Abweichende Meinung von Richter Lourie
Richter Lourie widersprach der Mehrheitsentscheidung, da er der Ansicht war, dass der Begriff „ausschließlich” im Gesetz „nur für Verwendungen, Verkäufe und Importe einen sicheren Hafen schafft, die, wie es im Gesetz heißt, ausschließlich der Entwicklung von Informationen für die FDA dienen”. In diesem Zusammenhang ist Richter Lourie der Ansicht, dass „der Zweck der Rechtsverletzung für die Bestimmung des sicheren Hafens von Bedeutung und wichtig ist“. Richter Lourie erkennt an, dass die in der Mehrheitsmeinung erörterten Entscheidungen die Mehrheitsentscheidung stützen, und schlägt vor, „das Gesetz durch eine Entscheidung des gesamten Gerichts sinnvoll zu präzisieren, indem das Wort „ausschließlich“ ausdrücklich an die vom Kongress im Gesetzestext vorgesehene Stelle zurückgesetzt wird“.

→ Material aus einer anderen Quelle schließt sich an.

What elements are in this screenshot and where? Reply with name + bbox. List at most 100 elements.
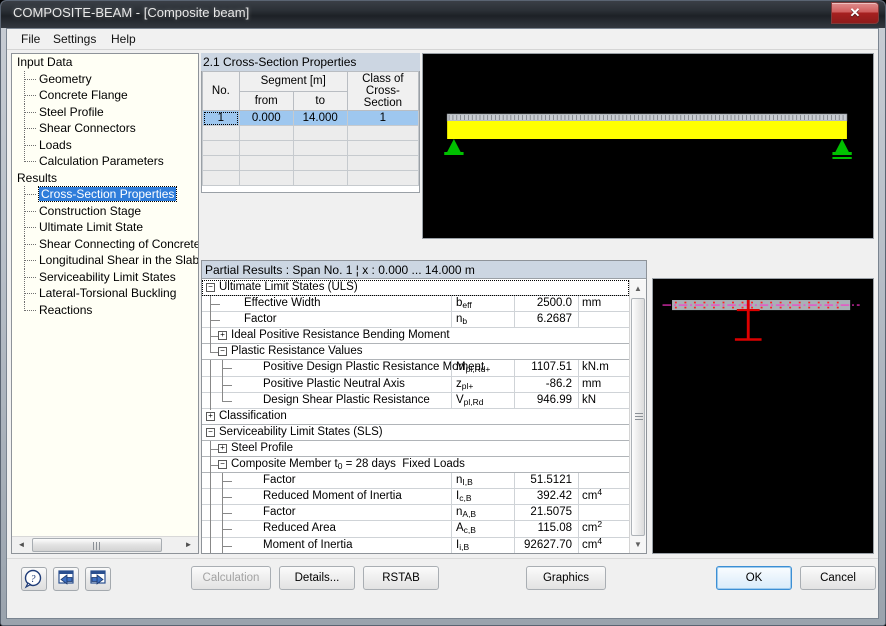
sidebar-item-concrete-flange[interactable]: Concrete Flange (12, 87, 198, 104)
results-data-row[interactable]: Factor nI,B 51.5121 (202, 473, 629, 491)
sidebar-item-geometry[interactable]: Geometry (12, 70, 198, 88)
table-row[interactable] (202, 155, 420, 171)
header-from: from (238, 90, 294, 111)
expand-icon[interactable]: + (206, 411, 215, 421)
collapse-icon[interactable]: − (218, 347, 227, 357)
details-button[interactable]: Details... (279, 566, 355, 590)
sidebar-item-results[interactable]: Results (12, 170, 198, 187)
results-group-row[interactable]: − Serviceability Limit States (SLS) (202, 425, 629, 441)
results-group-row[interactable]: − Ultimate Limit States (ULS) (202, 280, 629, 297)
menu-help[interactable]: Help (105, 32, 142, 48)
menu-settings[interactable]: Settings (47, 32, 102, 48)
collapse-icon[interactable]: − (206, 427, 215, 437)
column-separator (578, 473, 579, 489)
cell-class[interactable]: 1 (346, 110, 420, 126)
results-row-value: 21.5075 (530, 506, 572, 519)
sidebar-item-calculation-parameters[interactable]: Calculation Parameters (12, 153, 198, 170)
scroll-right-arrow-icon[interactable]: ► (180, 537, 197, 553)
cell-from[interactable]: 0.000 (238, 110, 294, 126)
results-data-row[interactable]: Reduced Moment of Inertia Ic,B 392.42 cm4 (202, 487, 629, 507)
partial-results-tree[interactable]: − Ultimate Limit States (ULS) Effective Wi… (202, 280, 629, 553)
results-vertical-scrollbar[interactable]: ▲ ▼ (629, 280, 646, 553)
rstab-button[interactable]: RSTAB (363, 566, 439, 590)
sidebar-item-reactions[interactable]: Reactions (12, 301, 198, 319)
previous-dialog-button[interactable] (53, 567, 79, 591)
results-group-row[interactable]: + Classification (202, 409, 629, 425)
scroll-down-arrow-icon[interactable]: ▼ (630, 536, 646, 553)
results-data-row[interactable]: Positive Plastic Neutral Axis zpl+ -86.2 mm (202, 376, 629, 394)
cell-no[interactable] (202, 155, 240, 171)
sidebar-item-shear-connectors[interactable]: Shear Connectors (12, 120, 198, 137)
scroll-up-arrow-icon[interactable]: ▲ (630, 280, 646, 297)
results-data-row[interactable]: Factor nA,B 21.5075 (202, 505, 629, 523)
table-row[interactable] (202, 140, 420, 156)
navigator-horizontal-scrollbar[interactable]: ◄ ► (12, 536, 198, 553)
cell-from[interactable] (238, 155, 294, 171)
results-group-row[interactable]: − Composite Member t0 = 28 days Fixed Loa… (202, 457, 629, 475)
collapse-icon[interactable]: − (218, 460, 227, 470)
expand-icon[interactable]: + (218, 331, 227, 341)
cross-section-graphic-panel[interactable] (652, 278, 874, 554)
close-button[interactable]: ✕ (831, 2, 879, 24)
cell-from[interactable] (238, 125, 294, 141)
sidebar-item-construction-stage[interactable]: Construction Stage (12, 202, 198, 220)
sidebar-item-serviceability-limit-states[interactable]: Serviceability Limit States (12, 268, 198, 286)
cell-class[interactable] (346, 140, 420, 156)
results-group-row[interactable]: − Plastic Resistance Values (202, 344, 629, 361)
results-data-row[interactable]: Reduced Area Ac,B 115.08 cm2 (202, 519, 629, 539)
collapse-icon[interactable]: − (206, 283, 215, 292)
next-dialog-button[interactable] (85, 567, 111, 591)
table-row[interactable] (202, 125, 420, 141)
help-icon: ? (24, 569, 42, 589)
cell-class[interactable] (346, 155, 420, 171)
sidebar-item-cross-section-properties[interactable]: Cross-Section Properties (12, 186, 198, 203)
sidebar-item-shear-connecting-of-concrete-f[interactable]: Shear Connecting of Concrete F (12, 235, 198, 253)
menu-file[interactable]: File (15, 32, 46, 48)
cell-class[interactable] (346, 170, 420, 186)
results-row-unit: kN (582, 393, 597, 406)
results-group-row[interactable]: + Ideal Positive Resistance Bending Momen… (202, 328, 629, 346)
sidebar-item-longitudinal-shear-in-the-slab[interactable]: Longitudinal Shear in the Slab (12, 252, 198, 269)
table-row[interactable] (202, 170, 420, 186)
cell-to[interactable] (292, 155, 348, 171)
cell-class[interactable] (346, 125, 420, 141)
cell-no[interactable] (202, 125, 240, 141)
results-data-row[interactable]: Factor nb 6.2687 (202, 312, 629, 330)
beam-graphic-panel[interactable] (422, 53, 874, 239)
sidebar-item-ultimate-limit-state[interactable]: Ultimate Limit State (12, 219, 198, 236)
results-data-row[interactable]: Moment of Inertia Ii,B 92627.70 cm4 (202, 536, 629, 553)
sidebar-item-lateral-torsional-buckling[interactable]: Lateral-Torsional Buckling (12, 285, 198, 302)
expand-icon[interactable]: + (218, 443, 227, 453)
results-data-row[interactable]: Effective Width beff 2500.0 mm (202, 296, 629, 314)
cell-from[interactable] (238, 170, 294, 186)
results-data-row[interactable]: Positive Design Plastic Resistance Momen… (202, 360, 629, 378)
scrollbar-thumb[interactable] (631, 298, 645, 536)
column-separator (451, 521, 452, 537)
cell-to[interactable] (292, 125, 348, 141)
sidebar-item-steel-profile[interactable]: Steel Profile (12, 103, 198, 121)
calculation-button[interactable]: Calculation (191, 566, 271, 590)
cell-no[interactable]: 1 (202, 110, 240, 126)
cancel-button[interactable]: Cancel (800, 566, 876, 590)
graphics-button[interactable]: Graphics (526, 566, 606, 590)
help-button[interactable]: ? (21, 567, 47, 591)
table-row[interactable]: 1 0.000 14.000 1 (202, 110, 420, 126)
cell-no[interactable] (202, 170, 240, 186)
sidebar-item-input-data[interactable]: Input Data (12, 54, 198, 71)
tree-connector-tick (223, 497, 232, 499)
cell-to[interactable] (292, 170, 348, 186)
sidebar-item-label: Ultimate Limit State (39, 220, 144, 234)
cell-to[interactable] (292, 140, 348, 156)
scroll-left-arrow-icon[interactable]: ◄ (13, 537, 30, 553)
cell-to[interactable]: 14.000 (292, 110, 348, 126)
tree-connector-dots (24, 111, 36, 113)
cell-from[interactable] (238, 140, 294, 156)
scrollbar-thumb[interactable] (32, 538, 162, 552)
results-data-row[interactable]: Design Shear Plastic Resistance Vpl,Rd 946… (202, 392, 629, 410)
column-separator (578, 537, 579, 553)
ok-button[interactable]: OK (716, 566, 792, 590)
results-group-row[interactable]: + Steel Profile (202, 440, 629, 458)
cell-no[interactable] (202, 140, 240, 156)
segments-table[interactable]: No. Segment [m] Class of Cross-Section f… (201, 71, 420, 193)
sidebar-item-loads[interactable]: Loads (12, 136, 198, 154)
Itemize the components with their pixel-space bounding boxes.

Wie breit ist der sichere Hafen?
Die Formulierung „ausschließlich für Zwecke, die in einem angemessenen Zusammenhang stehen mit“ im Gesetzestext wurde weit ausgelegt, aber die ausdrückliche Feststellung der Mehrheit, dass die tatsächlichen Gründe für die mutmaßlichen Rechtsverletzungen und sogar deren tatsächlicher Charakter nicht einmal relevant , lässt vermuten, dass der Schutzumfang größer sein könnte, als viele angenommen haben. In diesem Fall scheint es ausreichend gewesen zu sein, dass die importierten Geräte für eine in einer Weise eingesetzt werden, die in einem angemessenen Zusammenhang mit der FDA-Zulassung steht, auch wenn dies nicht der Fall war und auch wenn sie ebenfalls in einer nicht geschützten Weise (z. B. für kommerzielle Zwecke) hätten eingesetzt werden können. Während der Ansatz der Mehrheit es einfacher machen könnte, sich in einem summarischen Verfahren auf Safe-Harbor-Verteidigungen zu berufen, hebt Richter Lourie in seiner abweichenden Meinung die Sorge hervor, dass eine weitere Ausweitung des Safe Harbor zu „künftigen Missbräuchen“ führen könnte.